But back to Au’s practical application of the Black Panthers Ten Point Program. He highlighted several student’s Panther-inspired Ten Point Programs for their own lives. One student offered more general demands, such as “free housing for the homeless people in the United States” and “non-racist presidents.” Another student developed a list for the “Gay/Lesbian/Bisexual/Transgendered/and Questioning Community.”
Another student, “Marcus,” goes straight for the jugular and “challenges capitalism and corporate control of the United States.” Some that he offered:
1. We want the mask of capitalism lifted and economic classes disbanded.
2. We want an end to the solitary control of mass media by corporations.

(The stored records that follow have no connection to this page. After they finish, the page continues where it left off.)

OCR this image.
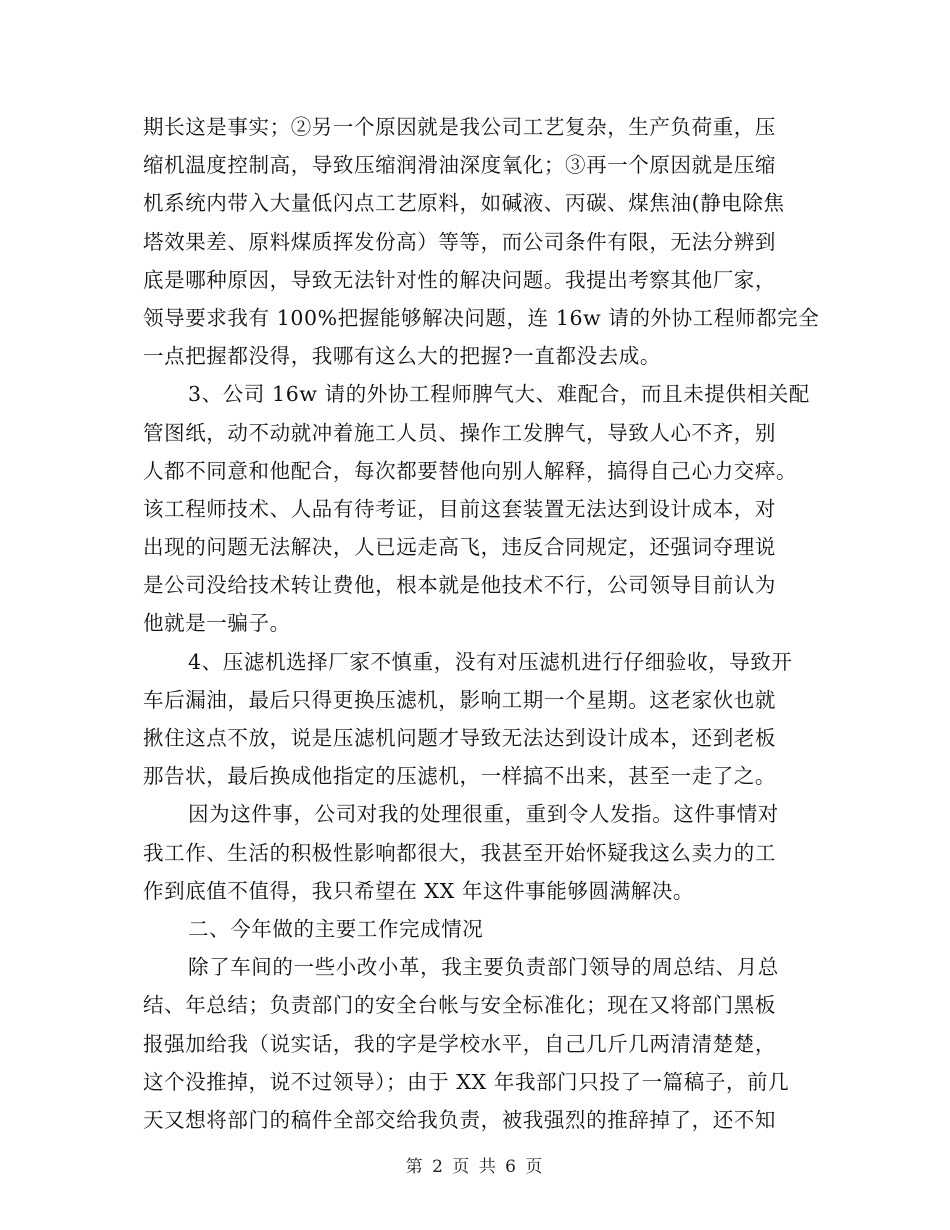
期长这是事实；②另一个原因就是我公司工艺复杂，生产负荷重，压
缩机温度控制高，导致压缩润滑油深度氧化；③再一个原因就是压缩
机系统内带入大量低闪点工艺原料，如碱液、丙碳、煤焦油(静电除焦
塔效果差、原料煤质挥发份高）等等，而公司条件有限，无法分辨到
底是哪种原因，导致无法针对性的解决问题。我提出考察其他厂家，
领导要求我有 100%把握能够解决问题，连 16w 请的外协工程师都完全
一点把握都没得，我哪有这么大的把握?一直都没去成。
3、公司 16w 请的外协工程师脾气大、难配合，而且未提供相关配
管图纸，动不动就冲着施工人员、操作工发脾气，导致人心不齐，别
人都不同意和他配合，每次都要替他向别人解释，搞得自己心力交瘁。
该工程师技术、人品有待考证，目前这套装置无法达到设计成本，对
出现的问题无法解决，人已远走高飞，违反合同规定，还强词夺理说
是公司没给技术转让费他，根本就是他技术不行，公司领导目前认为
他就是一骗子。
4、压滤机选择厂家不慎重，没有对压滤机进行仔细验收，导致开
车后漏油，最后只得更换压滤机，影响工期一个星期。这老家伙也就
揪住这点不放，说是压滤机问题才导致无法达到设计成本，还到老板
那告状，最后换成他指定的压滤机，一样搞不出来，甚至一走了之。
因为这件事，公司对我的处理很重，重到令人发指。这件事情对
我工作、生活的积极性影响都很大，我甚至开始怀疑我这么卖力的工
作到底值不值得，我只希望在 XX 年这件事能够圆满解决。
二、今年做的主要工作完成情况
除了车间的一些小改小革，我主要负责部门领导的周总结、月总
结、年总结；负责部门的安全台帐与安全标准化；现在又将部门黑板
报强加给我（说实话，我的字是学校水平，自己几斤几两清清楚楚，
这个没推掉，说不过领导）；由于 XX 年我部门只投了一篇稿子，前几
天又想将部门的稿件全部交给我负责，被我强烈的推辞掉了，还不知
第 2 页 共 6 页
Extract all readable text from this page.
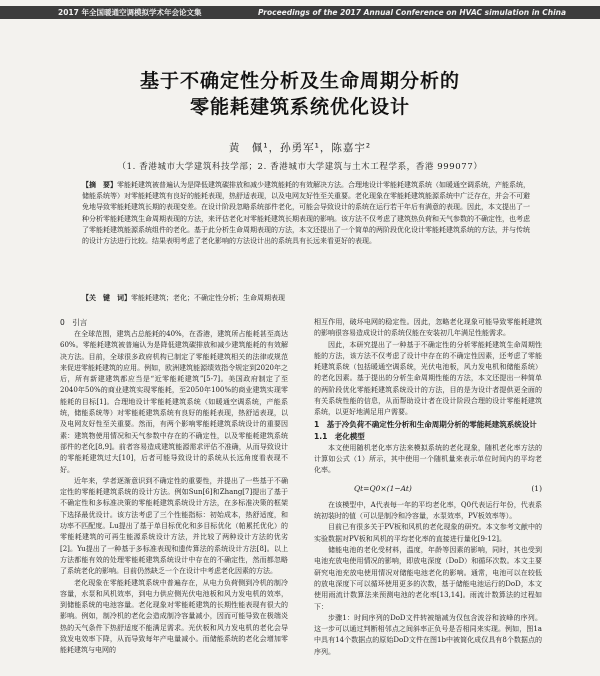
2017 年全国暖通空调模拟学术年会论文集	Proceedings of the 2017 Annual Conference on HVAC simulation in China
基于不确定性分析及生命周期分析的
零能耗建筑系统优化设计
黄　佩¹，孙勇军¹，陈嘉宇²
（1. 香港城市大学建筑科技学部；2. 香港城市大学建筑与土木工程学系，香港 999077）

【摘　要】零能耗建筑被普遍认为是降低建筑碳排放和减少建筑能耗的有效解决方法。合理地设计零能耗建筑系统（如暖通空调系统，产能系统，储能系统等）对零能耗建筑有良好的能耗表现，热舒适表现，以及电网友好性至关重要。老化现象在零能耗建筑能源系统中广泛存在，并会不可避免地导致零能耗建筑长期的表现变差。在设计阶段忽略系统部件老化，可能会导致设计的系统在运行若干年后有满意的表现。因此，本文提出了一种分析零能耗建筑生命周期表现的方法，来评估老化对零能耗建筑长期表现的影响。该方法不仅考虑了建筑热负荷和天气参数的不确定性，也考虑了零能耗建筑能源系统组件的老化。基于此分析生命周期表现的方法，本文还提出了一个简单的两阶段优化设计零能耗建筑系统的方法，并与传统的设计方法进行比较。结果表明考虑了老化影响的方法设计出的系统具有长远来看更好的表现。

【关　键　词】零能耗建筑；老化；不确定性分析；生命周期表现
0　引言

在全球范围，建筑占总能耗的40%，在香港，建筑所占能耗甚至高达60%。零能耗建筑被普遍认为是降低建筑碳排放和减少建筑能耗的有效解决方法。目前，全球很多政府机构已制定了零能耗建筑相关的法律或规范来促进零能耗建筑的应用。例如，欧洲建筑能源绩效指令规定到2020年之后，所有新建建筑都应当是“近零能耗建筑”[5-7]。美国政府制定了至2040年50%的商业建筑实现零能耗，至2050年100%的商业建筑实现零能耗的目标[1]。合理地设计零能耗建筑系统（如暖通空调系统，产能系统，储能系统等）对零能耗建筑系统有良好的能耗表现，热舒适表现，以及电网友好性至关重要。然而，有两个影响零能耗建筑系统设计的重要因素：建筑物使用情况和天气参数中存在的不确定性，以及零能耗建筑系统部件的老化[8,9]。前者容易造成建筑能源需求评估不准确，从而导致设计的零能耗建筑过大[10]，后者可能导致设计的系统从长远角度看表现不好。

近年来，学者逐渐意识到不确定性的重要性，并提出了一些基于不确定性的零能耗建筑系统的设计方法。例如Sun[6]和Zhang[7]提出了基于不确定性和多标准决策的零能耗建筑系统设计方法，在多标准决策的框架下选择最优设计。该方法考虑了三个性能指标：初始成本，热舒适度，和功率不匹配度。Lu提出了基于单目标优化和多目标优化（帕累托优化）的零能耗建筑的可再生能源系统设计方法，并比较了两种设计方法的优劣[2]。Yu提出了一种基于多标准表现和遗传算法的系统设计方法[8]。以上方法都能有效的处理零能耗建筑系统设计中存在的不确定性，然而都忽略了系统老化的影响。目前仍然缺乏一个在设计中考虑老化因素的方法。

老化现象在零能耗建筑系统中普遍存在，从电力负荷侧到冷机的制冷容量，水泵和风机效率，到电力供应侧光伏电池板和风力发电机的效率，到储能系统的电池容量。老化现象对零能耗建筑的长期性能表现有很大的影响。例如，制冷机的老化会造成制冷容量减小，因而可能导致在极端炎热的天气条件下热舒适度不能满足需求。光伏板和风力发电机的老化会导致发电效率下降，从而导致每年产电量减小。而储能系统的老化会增加零能耗建筑与电网的

相互作用，破坏电网的稳定性。因此，忽略老化现象可能导致零能耗建筑的影响很容易造成设计的系统仅能在安装初几年满足性能需求。

因此，本研究提出了一种基于不确定性的分析零能耗建筑生命周期性能的方法，该方法不仅考虑了设计中存在的不确定性因素，还考虑了零能耗建筑系统（包括暖通空调系统，光伏电池板，风力发电机和储能系统）的老化因素。基于提出的分析生命周期性能的方法，本文还提出一种简单的两阶段优化零能耗建筑系统设计的方法，目的是为设计者提供更全面的有关系统性能的信息，从而帮助设计者在设计阶段合理的设计零能耗建筑系统，以更好地满足用户需要。

1　基于冷负荷不确定性分析和生命周期分析的零能耗建筑系统设计
1.1　老化模型

本文使用随机老化率方法来模拟系统的老化现象，随机老化率方法的计算如公式（1）所示，其中使用一个随机量来表示单位时间内的平均老化率。

Qt=Q0×(1−At)	(1)

在该模型中，A代表每一年的平均老化率，Q0代表运行年份，代表系统初装时的值（可以是制冷和冷容量，水泵效率，PV板效率等）。

目前已有很多关于PV板和风机的老化现象的研究。本文参考文献中的实验数据对PV板和风机的平均老化率的直接进行量化[9-12]。

储能电池的老化受材料，温度，年龄等因素的影响，同时，其也受到电池充放电使用情况的影响，即放电深度（DoD）和循环次数。本文主要研究电池充放电使用情况对储能电池老化的影响。通常，电池可以在较低的放电深度下可以循环使用更多的次数，基于储能电池运行的DoD，本文使用雨流计数算法来预测电池的老化率[13,14]。雨流计数算法的过程如下：

步骤1：时间序列的DoD文件转被缩减为仅包含波谷和波峰的序列。这一步可以通过判断相邻点之间斜率正负号是否相同来实现。例如，图1a中具有14个数据点的原始DoD文件在图1b中被简化成仅具有8个数据点的序列。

5. We want an end to the health insurance system in America. It is time to end corporate control of Americans’ health.
6. We want fair treatment of all criminals. Rich money launderers and tax fraud offenders should receive the same punishment as armed robbers and drug dealers.
9. We want an end to all corporate funding of education. The public education system is being used by corporations as a training ground for future employees.

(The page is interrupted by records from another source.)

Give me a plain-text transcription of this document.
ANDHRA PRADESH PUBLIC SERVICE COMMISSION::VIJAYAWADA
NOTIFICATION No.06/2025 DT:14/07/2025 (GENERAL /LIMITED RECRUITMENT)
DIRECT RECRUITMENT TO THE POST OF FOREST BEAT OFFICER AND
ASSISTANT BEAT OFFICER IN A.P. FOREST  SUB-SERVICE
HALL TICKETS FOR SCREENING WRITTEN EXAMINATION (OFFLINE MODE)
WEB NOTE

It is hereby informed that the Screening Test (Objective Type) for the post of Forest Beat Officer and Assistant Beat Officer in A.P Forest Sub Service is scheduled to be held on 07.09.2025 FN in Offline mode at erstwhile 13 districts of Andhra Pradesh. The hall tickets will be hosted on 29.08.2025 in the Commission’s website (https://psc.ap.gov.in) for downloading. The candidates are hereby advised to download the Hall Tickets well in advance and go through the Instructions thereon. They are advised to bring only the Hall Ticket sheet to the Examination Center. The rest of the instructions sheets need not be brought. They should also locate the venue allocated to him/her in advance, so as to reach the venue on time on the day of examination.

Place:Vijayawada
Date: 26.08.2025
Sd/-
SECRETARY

10. We demand an end to the growing separation of the economic classes of America. The enslavement of the middle and lower classes by the bourgeoisie must be put to a stop.

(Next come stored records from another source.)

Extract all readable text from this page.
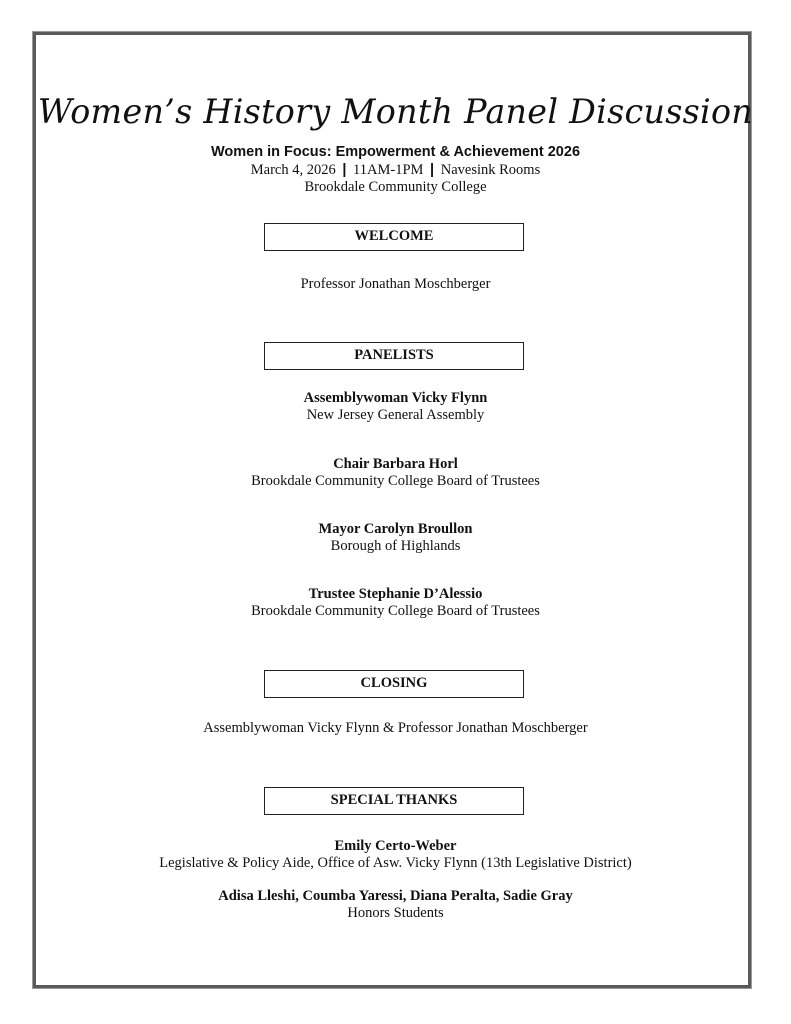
Women’s History Month Panel Discussion
Women in Focus: Empowerment & Achievement 2026
March 4, 2026 | 11AM-1PM | Navesink Rooms
Brookdale Community College
WELCOME
Professor Jonathan Moschberger
PANELISTS
Assemblywoman Vicky Flynn
New Jersey General Assembly
Chair Barbara Horl
Brookdale Community College Board of Trustees
Mayor Carolyn Broullon
Borough of Highlands
Trustee Stephanie D’Alessio
Brookdale Community College Board of Trustees
CLOSING
Assemblywoman Vicky Flynn & Professor Jonathan Moschberger
SPECIAL THANKS
Emily Certo-Weber
Legislative & Policy Aide, Office of Asw. Vicky Flynn (13th Legislative District)
Adisa Lleshi, Coumba Yaressi, Diana Peralta, Sadie Gray
Honors Students
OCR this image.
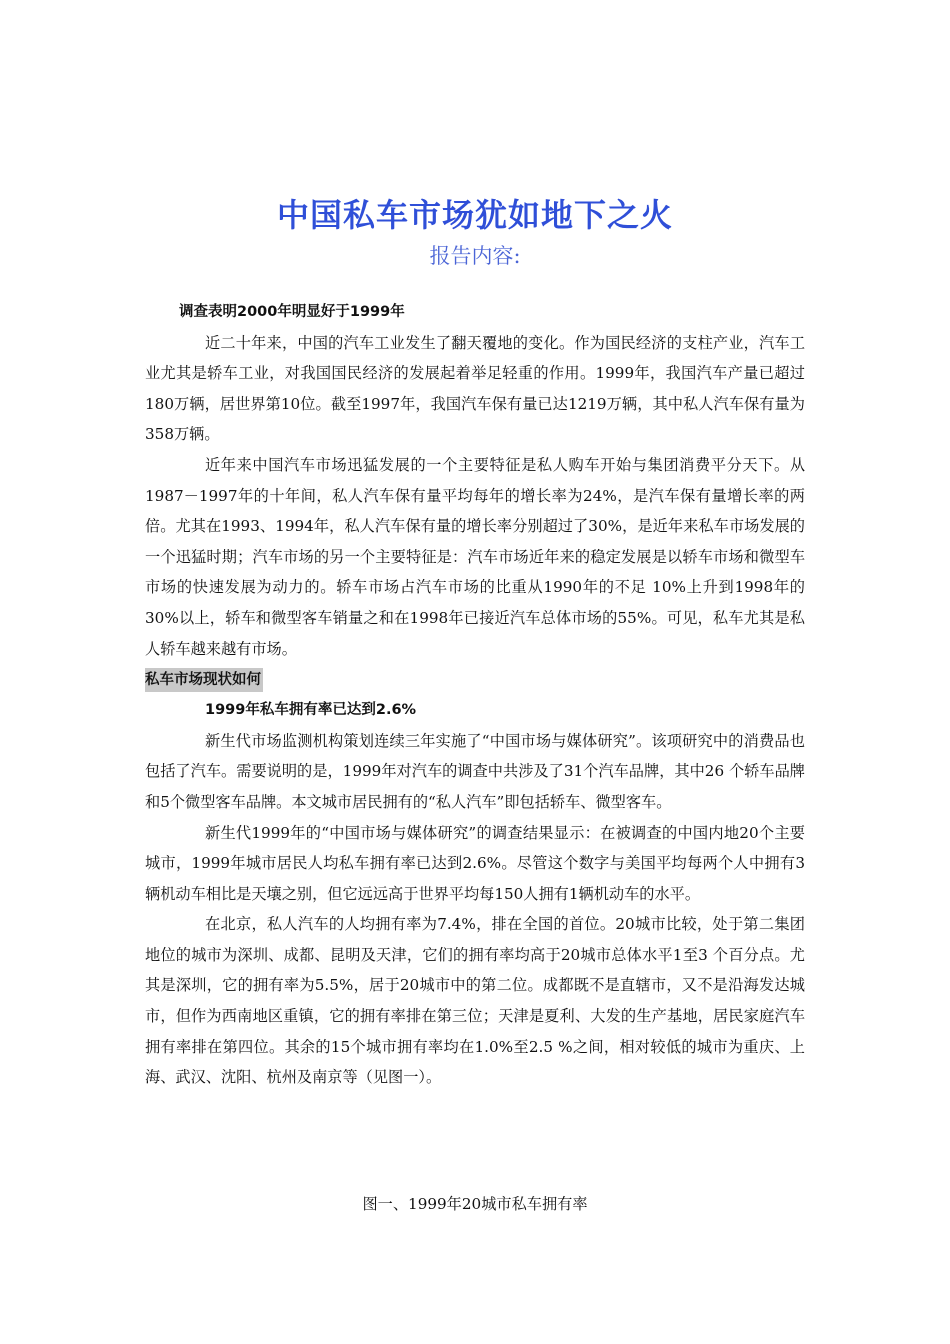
中国私车市场犹如地下之火
报告内容:

调查表明2000年明显好于1999年

近二十年来，中国的汽车工业发生了翻天覆地的变化。作为国民经济的支柱产业，汽车工业尤其是轿车工业，对我国国民经济的发展起着举足轻重的作用。1999年，我国汽车产量已超过180万辆，居世界第10位。截至1997年，我国汽车保有量已达1219万辆，其中私人汽车保有量为358万辆。

近年来中国汽车市场迅猛发展的一个主要特征是私人购车开始与集团消费平分天下。从 1987－1997年的十年间，私人汽车保有量平均每年的增长率为24%，是汽车保有量增长率的两倍。尤其在1993、1994年，私人汽车保有量的增长率分别超过了30%，是近年来私车市场发展的一个迅猛时期；汽车市场的另一个主要特征是：汽车市场近年来的稳定发展是以轿车市场和微型车市场的快速发展为动力的。轿车市场占汽车市场的比重从1990年的不足 10%上升到1998年的30%以上，轿车和微型客车销量之和在1998年已接近汽车总体市场的55%。可见，私车尤其是私人轿车越来越有市场。

私车市场现状如何

1999年私车拥有率已达到2.6%

新生代市场监测机构策划连续三年实施了“中国市场与媒体研究”。该项研究中的消费品也包括了汽车。需要说明的是，1999年对汽车的调查中共涉及了31个汽车品牌，其中26 个轿车品牌和5个微型客车品牌。本文城市居民拥有的“私人汽车”即包括轿车、微型客车。

新生代1999年的“中国市场与媒体研究”的调查结果显示：在被调查的中国内地20个主要城市，1999年城市居民人均私车拥有率已达到2.6%。尽管这个数字与美国平均每两个人中拥有3辆机动车相比是天壤之别，但它远远高于世界平均每150人拥有1辆机动车的水平。

在北京，私人汽车的人均拥有率为7.4%，排在全国的首位。20城市比较，处于第二集团地位的城市为深圳、成都、昆明及天津，它们的拥有率均高于20城市总体水平1至3 个百分点。尤其是深圳，它的拥有率为5.5%，居于20城市中的第二位。成都既不是直辖市，又不是沿海发达城市，但作为西南地区重镇，它的拥有率排在第三位；天津是夏利、大发的生产基地，居民家庭汽车拥有率排在第四位。其余的15个城市拥有率均在1.0%至2.5 %之间，相对较低的城市为重庆、上海、武汉、沈阳、杭州及南京等（见图一）。

图一、1999年20城市私车拥有率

Au found this “piece notable for its relentless attack on corporate America; it demonstrates a growing consciousness among students about issues such as sweatshops, media bias, campaign financing, and the encroachment of private industry on public education.”
There are many more incredible comments in Au’s lesson plan, but perhaps the most revealing is when Au laments that more students didn’t strike a more radical pose:
“The Panthers were also struggling against cynicism, powerlessness, and resignation. My hope is that the lesson laid a groundwork, so that in the future the students will have some tools with which they can assess issues they see in their own communities and their lives and perhaps develop Ten Point Programs of their own. The Ten Point Program may be a place where students are able to find their voice and speak out about the problems they see in this world – and, more difficult, begin to organize to put their program into practice.” (emphasis added)
Incredible. A more fitting title for Au’s lesson plan would be “What Would the Black Panthers Do?” because apparently in Au’s eyes, they are to be held up as freedom fighters and not the violent thugs they were and continue to be.